Codon usage optimization
The relative frequency of codon use varies widely depending on the organism and organelle. Many design programs for synthetic protein coding sequences allow the choice of organism. The codon usage database has codon usage statistics for many common and sequenced organisms. However, many times expression in more than one organism is desirable, often E. coli and a target organism, or S. cerevisiae and a target organism.
For these applications, a compromise codon usage table is required. The codon usage table database lists the relative frequency of each possible codon for a particular amino acid. By multiplying these relative frequencies and taking the square root, we calculate the geometric mean of each probability, which reflects the desirable compromise value. The resulting numbers are then normalized such that the relative frequencies for each amino acid sum to 1.0, by dividing each result by the sum of all the codon frequencies for each amino acid.
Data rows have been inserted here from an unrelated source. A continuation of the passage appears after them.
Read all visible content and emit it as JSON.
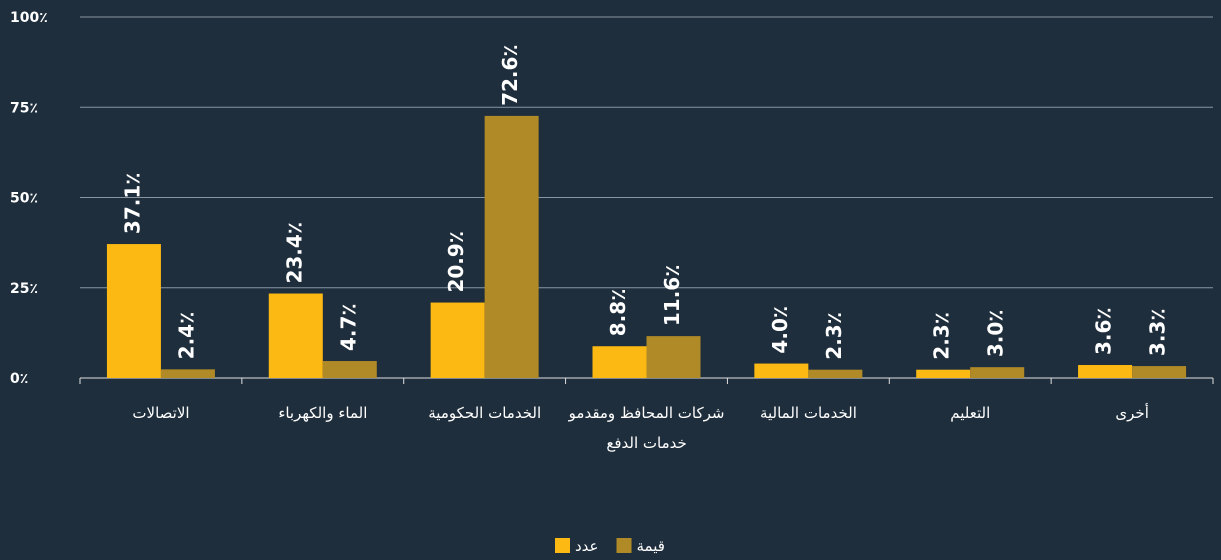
{
  "chart_data": {
    "type": "bar",
    "categories": [
      "الاتصالات",
      "الماء والكهرباء",
      "الخدمات الحكومية",
      "شركات المحافظ ومقدمو خدمات الدفع",
      "الخدمات المالية",
      "التعليم",
      "أخرى"
    ],
    "series": [
      {
        "name": "عدد",
        "color": "#fdb913",
        "values": [
          37.1,
          23.4,
          20.9,
          8.8,
          4.0,
          2.3,
          3.6
        ],
        "value_labels": [
          "37.1٪",
          "23.4٪",
          "20.9٪",
          "8.8٪",
          "4.0٪",
          "2.3٪",
          "3.6٪"
        ]
      },
      {
        "name": "قيمة",
        "color": "#b08a27",
        "values": [
          2.4,
          4.7,
          72.6,
          11.6,
          2.3,
          3.0,
          3.3
        ],
        "value_labels": [
          "2.4٪",
          "4.7٪",
          "72.6٪",
          "11.6٪",
          "2.3٪",
          "3.0٪",
          "3.3٪"
        ]
      }
    ],
    "ylim": [
      0,
      100
    ],
    "yticks": [
      {
        "value": 0,
        "label": "0٪"
      },
      {
        "value": 25,
        "label": "25٪"
      },
      {
        "value": 50,
        "label": "50٪"
      },
      {
        "value": 75,
        "label": "75٪"
      },
      {
        "value": 100,
        "label": "100٪"
      }
    ],
    "grid": true
  }
}
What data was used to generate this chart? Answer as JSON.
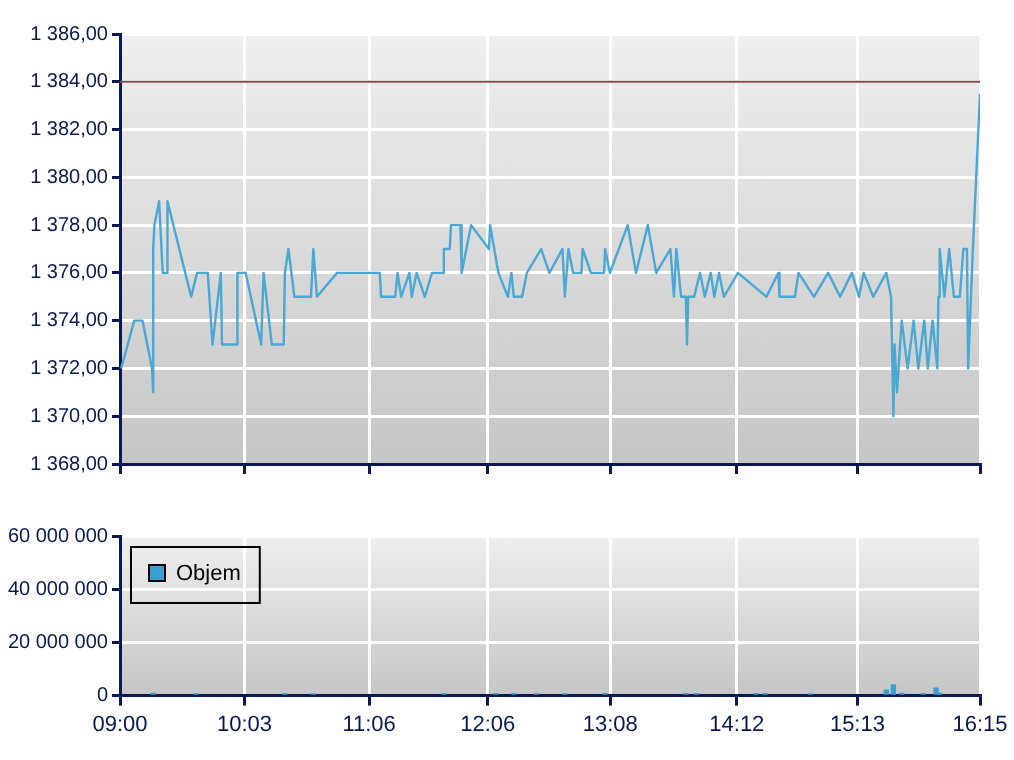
{
  "chart_data": [
    {
      "type": "line",
      "x": [
        9.01,
        9.12,
        9.19,
        9.27,
        9.28,
        9.28,
        9.29,
        9.33,
        9.36,
        9.39,
        9.4,
        9.6,
        9.65,
        9.74,
        9.78,
        9.85,
        9.86,
        9.98,
        9.99,
        10.06,
        10.19,
        10.21,
        10.28,
        10.38,
        10.39,
        10.42,
        10.47,
        10.61,
        10.63,
        10.66,
        10.83,
        11.19,
        11.2,
        11.32,
        11.34,
        11.37,
        11.44,
        11.46,
        11.5,
        11.57,
        11.63,
        11.72,
        11.73,
        11.78,
        11.79,
        11.87,
        11.88,
        11.96,
        12.11,
        12.12,
        12.19,
        12.27,
        12.3,
        12.32,
        12.39,
        12.43,
        12.55,
        12.62,
        12.73,
        12.75,
        12.78,
        12.82,
        12.89,
        12.9,
        12.97,
        13.08,
        13.09,
        13.13,
        13.28,
        13.35,
        13.45,
        13.52,
        13.64,
        13.67,
        13.69,
        13.73,
        13.77,
        13.78,
        13.79,
        13.84,
        13.89,
        13.93,
        13.98,
        14.01,
        14.05,
        14.09,
        14.21,
        14.45,
        14.55,
        14.56,
        14.69,
        14.72,
        14.85,
        14.97,
        15.07,
        15.17,
        15.23,
        15.27,
        15.35,
        15.46,
        15.5,
        15.52,
        15.53,
        15.55,
        15.59,
        15.64,
        15.69,
        15.73,
        15.78,
        15.81,
        15.85,
        15.89,
        15.9,
        15.91,
        15.95,
        15.99,
        16.03,
        16.08,
        16.11,
        16.14,
        16.15,
        16.19,
        16.25
      ],
      "values": [
        1372,
        1374,
        1374,
        1372,
        1371,
        1377,
        1378,
        1379,
        1376,
        1376,
        1379,
        1375,
        1376,
        1376,
        1373,
        1376,
        1373,
        1373,
        1376,
        1376,
        1373,
        1376,
        1373,
        1373,
        1376,
        1377,
        1375,
        1375,
        1377,
        1375,
        1376,
        1376,
        1375,
        1375,
        1376,
        1375,
        1376,
        1375,
        1376,
        1375,
        1376,
        1376,
        1377,
        1377,
        1378,
        1378,
        1376,
        1378,
        1377,
        1378,
        1376,
        1375,
        1376,
        1375,
        1375,
        1376,
        1377,
        1376,
        1377,
        1375,
        1377,
        1376,
        1376,
        1377,
        1376,
        1376,
        1377,
        1376,
        1378,
        1376,
        1378,
        1376,
        1377,
        1375,
        1377,
        1375,
        1375,
        1373,
        1375,
        1375,
        1376,
        1375,
        1376,
        1375,
        1376,
        1375,
        1376,
        1375,
        1376,
        1375,
        1375,
        1376,
        1375,
        1376,
        1375,
        1376,
        1375,
        1376,
        1375,
        1376,
        1375,
        1370,
        1373,
        1371,
        1374,
        1372,
        1374,
        1372,
        1374,
        1372,
        1374,
        1372,
        1375,
        1377,
        1375,
        1377,
        1375,
        1375,
        1377,
        1377,
        1372,
        1377,
        1383.5
      ],
      "color": "#4aa8d4",
      "xlim": [
        9,
        16.25
      ],
      "xticks": [
        {
          "value": 9,
          "label": null
        },
        {
          "value": 10.05,
          "label": null
        },
        {
          "value": 11.1,
          "label": null
        },
        {
          "value": 12.1,
          "label": null
        },
        {
          "value": 13.1333,
          "label": null
        },
        {
          "value": 14.2,
          "label": null
        },
        {
          "value": 15.2167,
          "label": null
        },
        {
          "value": 16.25,
          "label": null
        }
      ],
      "ylim": [
        1368,
        1386
      ],
      "yticks": [
        {
          "value": 1368,
          "label": "1 368,00"
        },
        {
          "value": 1370,
          "label": "1 370,00"
        },
        {
          "value": 1372,
          "label": "1 372,00"
        },
        {
          "value": 1374,
          "label": "1 374,00"
        },
        {
          "value": 1376,
          "label": "1 376,00"
        },
        {
          "value": 1378,
          "label": "1 378,00"
        },
        {
          "value": 1380,
          "label": "1 380,00"
        },
        {
          "value": 1382,
          "label": "1 382,00"
        },
        {
          "value": 1384,
          "label": "1 384,00"
        },
        {
          "value": 1386,
          "label": "1 386,00"
        }
      ],
      "ref_lines": [
        {
          "axis": "y",
          "value": 1384,
          "color": "#8a4a55"
        }
      ],
      "grid": true,
      "tick_labels": "y",
      "marker": "none"
    },
    {
      "type": "bar",
      "x": [
        9.28,
        9.64,
        10.39,
        10.63,
        11.73,
        12.17,
        12.32,
        12.51,
        12.75,
        13.09,
        13.77,
        13.86,
        14.36,
        14.44,
        14.82,
        15.46,
        15.52,
        15.59,
        15.77,
        15.88,
        15.91
      ],
      "series": [
        {
          "name": "Objem",
          "color": "#3a9fd0",
          "values": [
            800000,
            600000,
            600000,
            600000,
            600000,
            700000,
            700000,
            600000,
            600000,
            700000,
            700000,
            700000,
            700000,
            700000,
            600000,
            2000000,
            4000000,
            800000,
            700000,
            2800000,
            800000
          ]
        }
      ],
      "xlim": [
        9,
        16.25
      ],
      "xticks": [
        {
          "value": 9,
          "label": "09:00"
        },
        {
          "value": 10.05,
          "label": "10:03"
        },
        {
          "value": 11.1,
          "label": "11:06"
        },
        {
          "value": 12.1,
          "label": "12:06"
        },
        {
          "value": 13.1333,
          "label": "13:08"
        },
        {
          "value": 14.2,
          "label": "14:12"
        },
        {
          "value": 15.2167,
          "label": "15:13"
        },
        {
          "value": 16.25,
          "label": "16:15"
        }
      ],
      "ylim": [
        0,
        60000000
      ],
      "yticks": [
        0,
        {
          "value": 20000000,
          "label": "20 000 000"
        },
        {
          "value": 40000000,
          "label": "40 000 000"
        },
        {
          "value": 60000000,
          "label": "60 000 000"
        }
      ],
      "grid": true,
      "legend": "top left"
    }
  ]
}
However, simply using the most common host codons has clearly been shown to NOT correlate with high gene expression. The host codon distribution is instead the result of the evolutionary history of the genome and have nothing to do with overexpression of genes. See open access Welch et al for more information.
For reliable expression of heterologous genes it is strongly preferred to use codons that correlate with tRNA's that remain charged during starvation. Genes designed with this subset of codons consistently express 10-100 fold higher than genes designed using the 'most common' codon bias. See this PLoS ONE article for details.
Codon usage tables can be saved and used as input to many of the protein coding region design programs, such as Gene Designer.